Gli stipendi stanno rimanendo fermi, mentre l’inflazione vola. A settembre, è schizzata all’8,9%, il dato più alto dal 1985. I redditi perdono potere di acquisto e non ci stupisce che anche il mese scorso i conti correnti degli italiani si siano svuotati. Erano a 1.836,3 miliardi di euro, in calo dai 1.853,1 miliardi di agosto. Un calo di quasi 17 miliardi, che segue i -20 miliardi del mese precedente. In altre parole, rispetto all’apice di luglio, le nostre giacenze in banca sono diminuite di circa 37 miliardi.

Difficile affermare se tale riduzione sia addebitabile alla crisi. Poiché i beni di consumo e i servizi costano di più, probabile che molte famiglie abbiano dovuto attingere ai risparmi per pagare le utenze domestiche come luce e gas.

Può anche essere che, finite le restrizioni anti-Covid, gli italiani abbiano ripreso a viaggiare e uscire di casa a pieno regime. E così, starebbero anche tornando a spendere come fino agli inizi del 2020, quando i conti correnti disponevano di circa 260 miliardi di liquidità in meno.

Tassi su, non a favore dei clienti

Di certo c’è che il tasso medio praticato sui mutui di nuova erogazione è salito dal 2,07% di agosto al 2,17%, ai massimi da giugno 2016. Era all’1,26% poco prima del Covid. Del resto, i tassi Euribor ed Eurirs, a cui sono agganciati rispettivamente i mutui a tasso variabile e fisso, sono saliti ai massimi da circa un decennio. Per contro i tassi d’interesse non stanno affatto risalendo a favore dei risparmiatori. La media su conti correnti e deposito è salita solamente allo 0,50%. Ancora troppo poco per fare concorrenza a titoli come le obbligazioni.

E, infatti, assistiamo nel mese di settembre a una risalita degli investimenti realizzati nelle obbligazioni bancarie, che passano da 200,5 a 202 miliardi di euro. Le famiglie starebbero iniziando ad optare per forme d’investimento un po’ più rischiose, ma almeno un po’ remunerative, anziché lasciare il proprio denaro parcheggiato sui conti correnti.

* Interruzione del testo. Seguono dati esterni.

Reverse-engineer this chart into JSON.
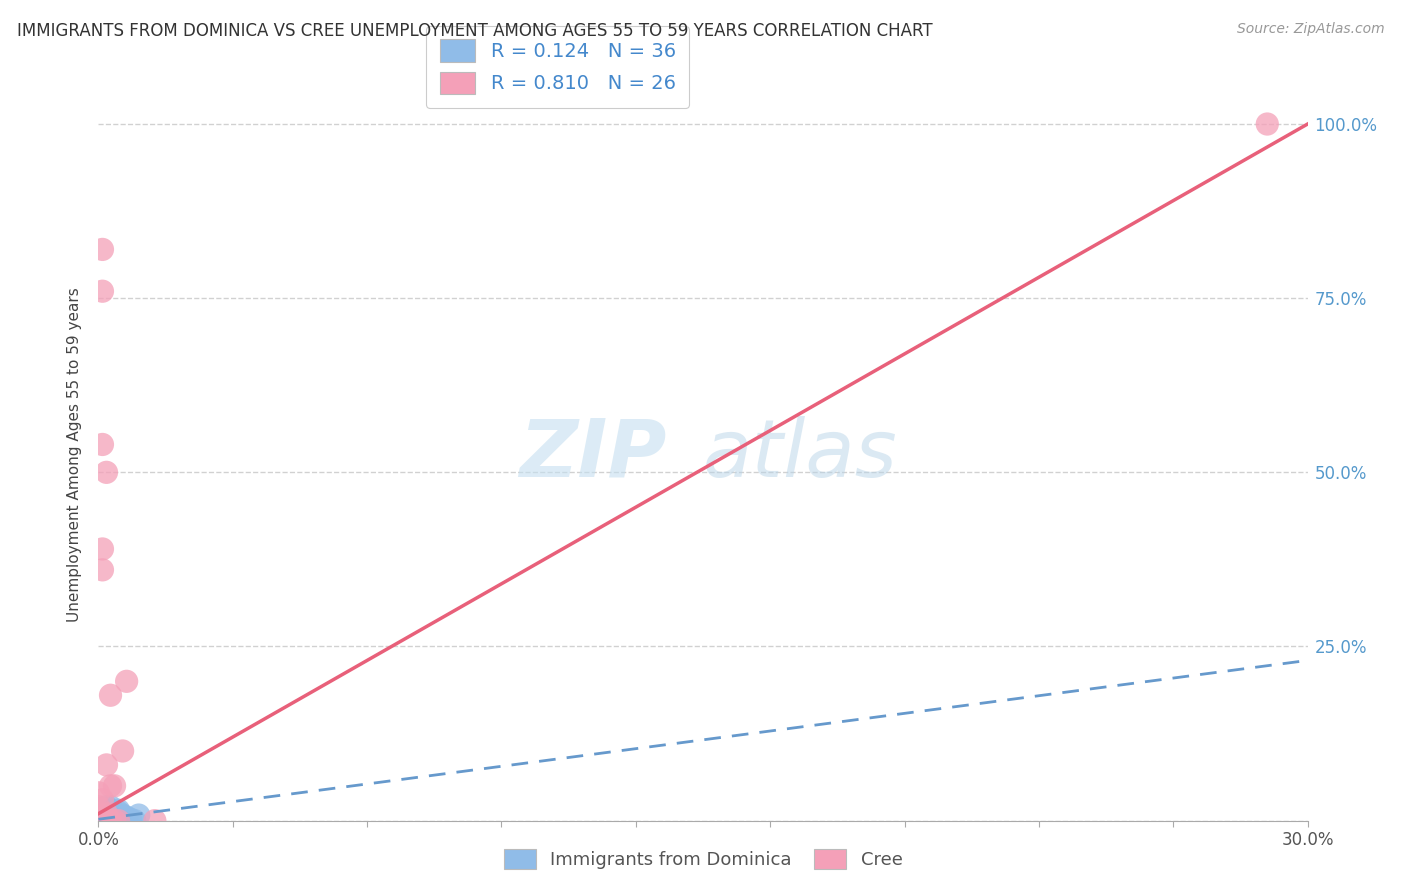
{
  "title": "IMMIGRANTS FROM DOMINICA VS CREE UNEMPLOYMENT AMONG AGES 55 TO 59 YEARS CORRELATION CHART",
  "source": "Source: ZipAtlas.com",
  "ylabel_label": "Unemployment Among Ages 55 to 59 years",
  "watermark_zip": "ZIP",
  "watermark_atlas": "atlas",
  "xlim": [
    0.0,
    0.3
  ],
  "ylim": [
    0.0,
    1.05
  ],
  "x_tick_left": "0.0%",
  "x_tick_right": "30.0%",
  "y_ticks": [
    0.0,
    0.25,
    0.5,
    0.75,
    1.0
  ],
  "y_tick_labels": [
    "",
    "25.0%",
    "50.0%",
    "75.0%",
    "100.0%"
  ],
  "dominica_color": "#90bce8",
  "dominica_edge_color": "#5599cc",
  "cree_color": "#f4a0b8",
  "cree_edge_color": "#e06080",
  "dominica_line_color": "#6699cc",
  "cree_line_color": "#e8607a",
  "background_color": "#ffffff",
  "grid_color": "#cccccc",
  "legend_R1": "R = 0.124",
  "legend_N1": "N = 36",
  "legend_R2": "R = 0.810",
  "legend_N2": "N = 26",
  "legend_label1": "Immigrants from Dominica",
  "legend_label2": "Cree",
  "dominica_scatter": [
    [
      0.0,
      0.0
    ],
    [
      0.001,
      0.002
    ],
    [
      0.002,
      0.01
    ],
    [
      0.0,
      0.008
    ],
    [
      0.001,
      0.015
    ],
    [
      0.002,
      0.005
    ],
    [
      0.0,
      0.003
    ],
    [
      0.003,
      0.0
    ],
    [
      0.001,
      0.005
    ],
    [
      0.002,
      0.02
    ],
    [
      0.001,
      0.0
    ],
    [
      0.0,
      0.01
    ],
    [
      0.003,
      0.008
    ],
    [
      0.004,
      0.003
    ],
    [
      0.002,
      0.012
    ],
    [
      0.001,
      0.018
    ],
    [
      0.0,
      0.006
    ],
    [
      0.003,
      0.015
    ],
    [
      0.005,
      0.0
    ],
    [
      0.002,
      0.008
    ],
    [
      0.004,
      0.01
    ],
    [
      0.001,
      0.003
    ],
    [
      0.0,
      0.0
    ],
    [
      0.006,
      0.005
    ],
    [
      0.003,
      0.02
    ],
    [
      0.005,
      0.012
    ],
    [
      0.007,
      0.003
    ],
    [
      0.004,
      0.0
    ],
    [
      0.002,
      0.0
    ],
    [
      0.006,
      0.008
    ],
    [
      0.008,
      0.002
    ],
    [
      0.003,
      0.01
    ],
    [
      0.005,
      0.015
    ],
    [
      0.007,
      0.005
    ],
    [
      0.009,
      0.0
    ],
    [
      0.01,
      0.008
    ]
  ],
  "cree_scatter": [
    [
      0.001,
      0.82
    ],
    [
      0.001,
      0.76
    ],
    [
      0.001,
      0.54
    ],
    [
      0.002,
      0.5
    ],
    [
      0.001,
      0.39
    ],
    [
      0.001,
      0.36
    ],
    [
      0.0,
      0.01
    ],
    [
      0.001,
      0.005
    ],
    [
      0.0,
      0.0
    ],
    [
      0.002,
      0.0
    ],
    [
      0.003,
      0.0
    ],
    [
      0.0,
      0.02
    ],
    [
      0.001,
      0.03
    ],
    [
      0.002,
      0.01
    ],
    [
      0.003,
      0.05
    ],
    [
      0.004,
      0.0
    ],
    [
      0.002,
      0.08
    ],
    [
      0.003,
      0.18
    ],
    [
      0.0,
      0.04
    ],
    [
      0.001,
      0.0
    ],
    [
      0.007,
      0.2
    ],
    [
      0.005,
      0.0
    ],
    [
      0.004,
      0.05
    ],
    [
      0.006,
      0.1
    ],
    [
      0.29,
      1.0
    ],
    [
      0.014,
      0.0
    ]
  ],
  "dom_trend_x": [
    0.0,
    0.3
  ],
  "dom_trend_y": [
    0.002,
    0.23
  ],
  "cree_trend_x": [
    0.0,
    0.3
  ],
  "cree_trend_y": [
    0.01,
    1.0
  ]
}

Allargando lo sguardo, non si può non notare che il BTp a 10 anni, asset “a rischio zero” e termometro per il mercato del risparmio, offra in questi giorni un rendimento in area 4,75%.

Conti correnti “svuotati” da inflazione

Il meglio per i titolari dei conti correnti arriverebbe nei prossimi mesi, quando la BCE probabilmente chiuderà definitivamente i rubinetti della liquidità alle banche sinora tenuti aperti con le aste T-Ltro. Gli istituti torneranno a doversi rivolgersi essenzialmente ai clienti per ottenere liquidità, per cui offriranno conti deposito sempre più allettanti in termini di interessi legati alla durata delle giacenze vincolate. D’altra parte, se l’attività economica rallenterà per effetto del caro energia, ci saranno minori investimenti, per cui le banche avranno bisogno di poca liquidità da prestare al mondo delle imprese e alle stesse famiglie.

In conclusione, i conti correnti inizierebbero a dimagrire per la maggiore concorrenza degli asset come i titoli di stato, divenuti redditizi come mai negli ultimi anni. I tassi praticati dalle banche a favore dei clienti non salgono vistosamente, dato che di liquidità continua ad esservene più che a sufficienza sul mercato. Rispetto a prima del Covid, infatti, anche quella depositata dai clienti resta nettamente maggiore. Infine, molti italiani intuiscono che con un’inflazione ormai prossima alla doppia cifra, tenere il denaro in banca significa lasciarlo esposto alla veloce erosione del potere di acquisto.